El bajón en la venta de viviendas también se ha reflejado en las transacciones con casas usadas en Nicaragua. El promedio de venta de una vivienda de ese tipo pasó de seis meses a un año.

María Rosario de Tefel, encargada de la secretaría de la Cámara Nicaragüense de Corredores de Bienes Raíces (Canibir), dijo que la crisis ha impactado en la adquisición de viviendas debido a que la gente tiene miedo a no cumplir compromisos a largo plazo, como son los créditos hipotecarios.

Considera que la crisis económica y en consecuencia la inseguridad laboral, porque el Estado es uno de los mayores generadores de empleos, han creado incertidumbre sobre la estabilidad económica y eso afecta el mercado inmobiliario.

“Los inmuebles para fines habitacionales que antes se vendían en un período de tres a seis meses, ahora se llevan hasta un año en negociarse; en esto influye que los precios han subido y entra menos gente al mercado de compra”, comentó María Rosario de Tefel.

Explicó que las cámaras están enfocadas en atender diferentes segmentos del mercado y actualmente los que tienen mayor movimiento son las casas con un valor entre 15 y 30 mil dólares.

“Obviamente se está vendiendo, pero no con la velocidad y cantidad que anteriormente se venía haciendo”, aseguró.

Dijo que en Carretera Norte, por ser zona industrial, las viviendas son más populares, con precios entre 20 mil y 40 mil dólares; y en Carretera a Masaya andan desde 25 mil hasta 300 mil dólares, dependiendo del tipo de vivienda.

Zona de emergencia y veda

Sobre el decreto de veda para la urbanización de áreas de Nindirí, Ticuantepe y La Concepción, donde está el manto acuífero con las reservas de agua para Managua, el ingeniero Roberto Lacayo Gabuardi, presidente de la Cámara Nacional de la Construcción (CNC), dijo que han pedido a las instituciones involucradas que reconsideren y permitan la construcción, siempre y cuando se cumplan las medidas de sostenibilidad ambiental para protección del manto acuífero.

Explicó que allí hay proyectos que han venido resolviendo el problema de la vivienda, porque han construido el 60 por ciento de las viviendas financiadas.

Otros proyectos están en la etapa de obtención de financiamiento, adquisición de terrenos, estudios de suelos y diseños, lo que ha requerido inversión en urbanización y elaboración de planos.

“El que no tiene planta de tratamiento, no tiene las medidas adecuadas que exigen las autoridades; en esos casos la Cámara está porque se les suspenda hasta la licencia de construir, pero los que están legales ésos tienen que seguir, porque si no, eso significaría atentar contra la estabilidad de empresas constructoras y urbanizadores, además que el mensaje para los inversionistas sería muy negativo”, advirtió Lacayo.

Para María Rosario de Tefel, secretaria de Canibir, la veda está afectando mucho el negocio de inmuebles porque los clientes están desorientados y exigen garantías de que están comprando en un lugar seguro.

Opinó que ante los problemas para urbanizar en la zona de veda, los polos que podrían desarrollarse son Carretera a León, Masaya y Granada.

Asimismo considera que la crisis hipotecaria en Estados Unidos hace que el mercado se mueva hacia Centroamérica “y a los inversionistas los atraen estos mercados, nosotros estamos viendo cómo llenar esa demanda”.

“Para los inversionistas, el hecho de estar en Centroamérica, en la región o Nicaragua con las tierras más baratas, bellezas naturales y un país en donde hay mucho que hacer, representa un gran atractivo y hay que capitalizar ese mercado”.
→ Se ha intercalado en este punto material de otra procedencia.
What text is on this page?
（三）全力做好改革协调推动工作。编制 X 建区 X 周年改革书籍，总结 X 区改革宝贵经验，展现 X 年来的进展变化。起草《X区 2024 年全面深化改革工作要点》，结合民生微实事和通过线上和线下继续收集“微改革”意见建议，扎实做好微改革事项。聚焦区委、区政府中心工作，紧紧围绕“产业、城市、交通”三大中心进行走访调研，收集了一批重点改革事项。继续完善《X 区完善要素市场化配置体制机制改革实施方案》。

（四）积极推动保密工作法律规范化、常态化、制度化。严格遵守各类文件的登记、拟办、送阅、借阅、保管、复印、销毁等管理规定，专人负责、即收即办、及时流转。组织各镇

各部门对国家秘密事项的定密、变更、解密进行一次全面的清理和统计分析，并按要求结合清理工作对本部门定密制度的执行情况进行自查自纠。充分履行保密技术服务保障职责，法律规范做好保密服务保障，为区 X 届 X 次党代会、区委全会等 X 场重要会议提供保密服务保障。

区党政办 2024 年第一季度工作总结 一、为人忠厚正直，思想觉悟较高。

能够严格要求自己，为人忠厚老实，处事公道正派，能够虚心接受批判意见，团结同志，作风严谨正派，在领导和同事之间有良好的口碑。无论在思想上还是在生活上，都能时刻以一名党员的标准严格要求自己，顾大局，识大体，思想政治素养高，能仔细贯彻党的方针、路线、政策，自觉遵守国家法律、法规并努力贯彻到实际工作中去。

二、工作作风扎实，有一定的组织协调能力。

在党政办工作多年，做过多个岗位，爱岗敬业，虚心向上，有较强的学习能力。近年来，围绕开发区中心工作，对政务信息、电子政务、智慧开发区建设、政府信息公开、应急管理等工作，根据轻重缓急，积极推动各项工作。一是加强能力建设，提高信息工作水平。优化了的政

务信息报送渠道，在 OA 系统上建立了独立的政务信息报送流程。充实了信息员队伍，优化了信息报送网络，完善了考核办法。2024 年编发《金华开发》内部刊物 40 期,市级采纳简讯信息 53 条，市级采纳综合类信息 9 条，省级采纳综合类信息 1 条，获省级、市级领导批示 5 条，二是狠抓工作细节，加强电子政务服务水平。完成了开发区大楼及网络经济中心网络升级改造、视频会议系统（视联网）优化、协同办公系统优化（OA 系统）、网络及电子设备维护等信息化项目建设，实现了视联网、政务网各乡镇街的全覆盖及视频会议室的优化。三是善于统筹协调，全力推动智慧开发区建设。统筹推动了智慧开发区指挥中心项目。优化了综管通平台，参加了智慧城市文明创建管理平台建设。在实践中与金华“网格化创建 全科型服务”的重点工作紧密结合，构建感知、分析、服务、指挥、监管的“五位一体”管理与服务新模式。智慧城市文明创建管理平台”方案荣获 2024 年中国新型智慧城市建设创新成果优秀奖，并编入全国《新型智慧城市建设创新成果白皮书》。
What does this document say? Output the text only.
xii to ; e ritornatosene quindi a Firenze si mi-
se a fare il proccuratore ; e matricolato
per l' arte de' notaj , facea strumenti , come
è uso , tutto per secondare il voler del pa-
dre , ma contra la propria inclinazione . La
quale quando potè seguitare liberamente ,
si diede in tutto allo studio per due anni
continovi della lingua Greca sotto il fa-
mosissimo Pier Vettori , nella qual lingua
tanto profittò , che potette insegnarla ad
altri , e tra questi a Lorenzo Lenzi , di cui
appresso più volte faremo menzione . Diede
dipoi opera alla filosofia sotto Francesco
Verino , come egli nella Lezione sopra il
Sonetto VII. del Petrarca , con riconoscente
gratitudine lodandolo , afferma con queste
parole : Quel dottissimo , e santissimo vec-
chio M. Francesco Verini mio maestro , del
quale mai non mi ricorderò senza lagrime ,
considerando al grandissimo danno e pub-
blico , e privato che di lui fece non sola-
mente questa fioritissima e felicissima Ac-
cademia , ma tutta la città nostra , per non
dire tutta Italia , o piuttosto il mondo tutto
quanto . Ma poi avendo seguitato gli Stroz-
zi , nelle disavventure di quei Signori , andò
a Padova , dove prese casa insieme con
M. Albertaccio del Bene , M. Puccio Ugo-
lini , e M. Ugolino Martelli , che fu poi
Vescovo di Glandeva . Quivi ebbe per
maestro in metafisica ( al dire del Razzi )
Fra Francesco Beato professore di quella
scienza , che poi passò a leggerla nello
Sobre la venta de casas nuevas, María Rosario de Tefel estima que tienen gran demanda, pero en el caso de las usadas tienen otros atractivos, como estar más cerca de la ciudad. “Lo nuevo está yéndose hacia afuera, precisamente pare evitar estar mezclado con el comercio y el que puede optar por una casa nueva, pues paga el precio”, observó.

Feria de la Vivienda

La Asociación Centroamericana para la Vivienda (Acenvi) realizará la Feria Habitacional 2008, los días 28, 29 y 30 de marzo, en el Centro de Convenciones Crowne Plaza. En la feria estarán participando 26 urbanizadoras con 55 proyectos habitacionales ubicados en los departamentos de León, Estelí, Masaya y Managua. Los precios de estas viviendas van desde 13 mil hasta 180 mil dólares. Además, participarán diferentes instituciones financieras y empresas comerciales distribuidoras de materiales para la construcción.

El sector de la construcción de Nicaragua sufre una de las peores crisis, como consecuencia del impacto económico del alza constante del precio del petróleo, lo que ha elevado los costos de las viviendas hasta en 40 por ciento.

El incremento de precios y la inestabilidad política y laboral han incidido en que la venta de viviendas haya bajado hasta en 50 por ciento en el semestre pasado; y aunque en los últimos dos meses se ha recuperado un poco el mercado, la preocupación persiste.

En medio de la recesión, los esfuerzos de las urbanizadoras por ofrecer alternativas habitacionales continúan.

Según estadísticas de la Cámara de Urbanizadores de Nicaragua (Cadur) se necesita construir unas 30 mil viviendas anuales, de las cuales 20 mil serían destinadas a las nuevas familias y 10 mil para disminuir el déficit habitacional que es de 420 mil viviendas.

ACERO MÁS CARO

El ingeniero Roberto Lacayo Gabuardi, presidente de la Cámara Nacional de la Construcción (CNC), explicó que el impacto de los precios del petróleo ha incidido en los costos de construcción por el uso de materia prima derivada del crudo.

En los procesos de fabricación de acero y cemento se utiliza gran cantidad de energía y el petróleo afecta de forma directa los servicios para la construcción, como el caso de las maquinarias que remueven tierra o elaboran las mezclas.

“En los últimos dos años se ha incrementado hasta en un 40 por ciento, encareciendo los costos de la vivienda y construcción en general. En los meses de enero y febrero la inflación ha sido fuerte y a nivel mundial los precios de los materiales se han disparado, por ejemplo el acero pasó de 700 a 900 dólares (la tonelada), lo mismo que los precios del cemento han subido paulatinamente, debido a que en su proceso de elaboración se utiliza combustible”, especificó Lacayo.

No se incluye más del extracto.